With Ford and Firestone already under fire on several fronts, the federal government now says it knows of 88 deaths believed to be linked to faulty tires.
Meanwhile, the chairman of Ford Motor Co. agreed today to testify before a congressional committee looking into the recall of 6.5 million tires and said his company would release to the public documents showing “what we knew, when we knew it and what we did about it.”
Also today, the Venezuelan consumer protection agency urged criminal prosecution of Ford and Firestone for their role in deadly traffic accidents there. The Venezuelan agency, Indecu, charges the companies suppressed information about defective tires on Ford vehicles.
“Thousands of tires still on the road, must be recalled,” said Samuel Ruh Rios, the agency president. “Ford and Firestone are guilty of negligence. They lied and deceived customers.”
Ford CEO Jacques Nasser defended Ford against today’s allegations and blamed Firestone for producing bad tires. He called Rios allegations “completely unfounded.”
“We’ve had impeccable business practices in Venezuela and throughout the world,” Nasser said. “We’re going to work with Indecu to resolve this and we’re going to begin that very quickly.”
Death Toll Rises The National Highway Traffic Safety Administration announced this afternoon it has now received 1,400 complaints involving 250 injuries and 88 deaths in the United States believed to be attributable to faulty tires. Those numbers have increased from 750 complaints involving 100 injuries and 62 deaths.
The agency is investigating accidents that may have been the result of blowouts, tread separation and other problems with the Firestone tires.

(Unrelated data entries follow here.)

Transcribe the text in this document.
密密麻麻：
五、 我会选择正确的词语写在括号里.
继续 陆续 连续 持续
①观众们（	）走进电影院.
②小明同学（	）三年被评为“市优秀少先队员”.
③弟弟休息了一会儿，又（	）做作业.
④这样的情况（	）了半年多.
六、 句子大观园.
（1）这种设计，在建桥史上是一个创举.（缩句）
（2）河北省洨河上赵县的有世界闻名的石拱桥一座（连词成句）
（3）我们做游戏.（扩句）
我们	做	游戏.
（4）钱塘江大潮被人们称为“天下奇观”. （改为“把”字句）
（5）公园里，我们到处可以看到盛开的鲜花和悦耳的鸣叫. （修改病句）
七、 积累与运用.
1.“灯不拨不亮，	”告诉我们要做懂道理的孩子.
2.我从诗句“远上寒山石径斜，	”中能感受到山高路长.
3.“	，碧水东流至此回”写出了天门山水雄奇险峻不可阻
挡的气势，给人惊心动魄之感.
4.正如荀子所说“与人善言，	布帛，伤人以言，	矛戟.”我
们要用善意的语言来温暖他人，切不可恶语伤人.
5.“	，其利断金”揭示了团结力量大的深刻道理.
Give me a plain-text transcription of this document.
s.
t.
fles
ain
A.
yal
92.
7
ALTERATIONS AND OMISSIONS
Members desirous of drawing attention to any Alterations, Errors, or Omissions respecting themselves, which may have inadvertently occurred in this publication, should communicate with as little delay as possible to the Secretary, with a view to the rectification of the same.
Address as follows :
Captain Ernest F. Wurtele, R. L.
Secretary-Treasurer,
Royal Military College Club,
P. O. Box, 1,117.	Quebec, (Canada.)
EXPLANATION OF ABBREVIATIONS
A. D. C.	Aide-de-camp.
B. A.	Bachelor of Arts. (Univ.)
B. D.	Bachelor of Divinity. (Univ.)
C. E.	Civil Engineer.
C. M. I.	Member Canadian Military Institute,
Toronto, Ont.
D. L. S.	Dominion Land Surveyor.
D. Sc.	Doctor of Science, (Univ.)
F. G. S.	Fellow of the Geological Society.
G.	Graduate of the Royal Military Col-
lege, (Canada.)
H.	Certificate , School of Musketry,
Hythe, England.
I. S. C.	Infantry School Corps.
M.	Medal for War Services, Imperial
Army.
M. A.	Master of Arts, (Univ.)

Firestone announced the recall of 6.5 million Wilderness AT, ATX and ATX II tires in the United States on Aug. 9, three months after NHTSA began its probe, but nine months after Ford started recalling tires overseas.
Ford and Firestone have said they do not know the cause of the problems, but based the recall on data showing a complaint rate for the tires under recall far higher than for other tires.
In unrelated incidents, Firestone is facing a strike by 8,000 union members that may start Saturday and a California judge said he may order a recall of up to 2 million Ford vehicles, saying they are prone to stalling. (See related story.)
CEO Will Testify
At a press conference in Detroit, Nasser expressed sympathy to any victims of accidents due to faulty tires on the company’s vehicles.
“At this point it’s a very difficult situation to everyone,” Nasser said. “I’d like you to know we’re sorry that these tires are on our vehicles and I’m depressed about the resulting anxiety, injuries and deaths.”
Nasser has said he will attend House subcommittee hearings on Sept. 6. Previously, Nasser said he was too busy managing the tire recall, and would send subordinates to testify in front of the committee.
Bridgestone/Firestone Chief Executive Masatoshi Ono also is expected to testify at the House hearing. The Senate is holding hearings on Sept. 12.
So far, Nasser said, 1.5 million tires — or 22 percent of the tires being recalled — have been replaced.
Venezuela Points Fingers
In Venezuela, the president of the nation’s consumer agency said Ford and Firestone shared responsibility for the problems and suppressed information that could have saved lives.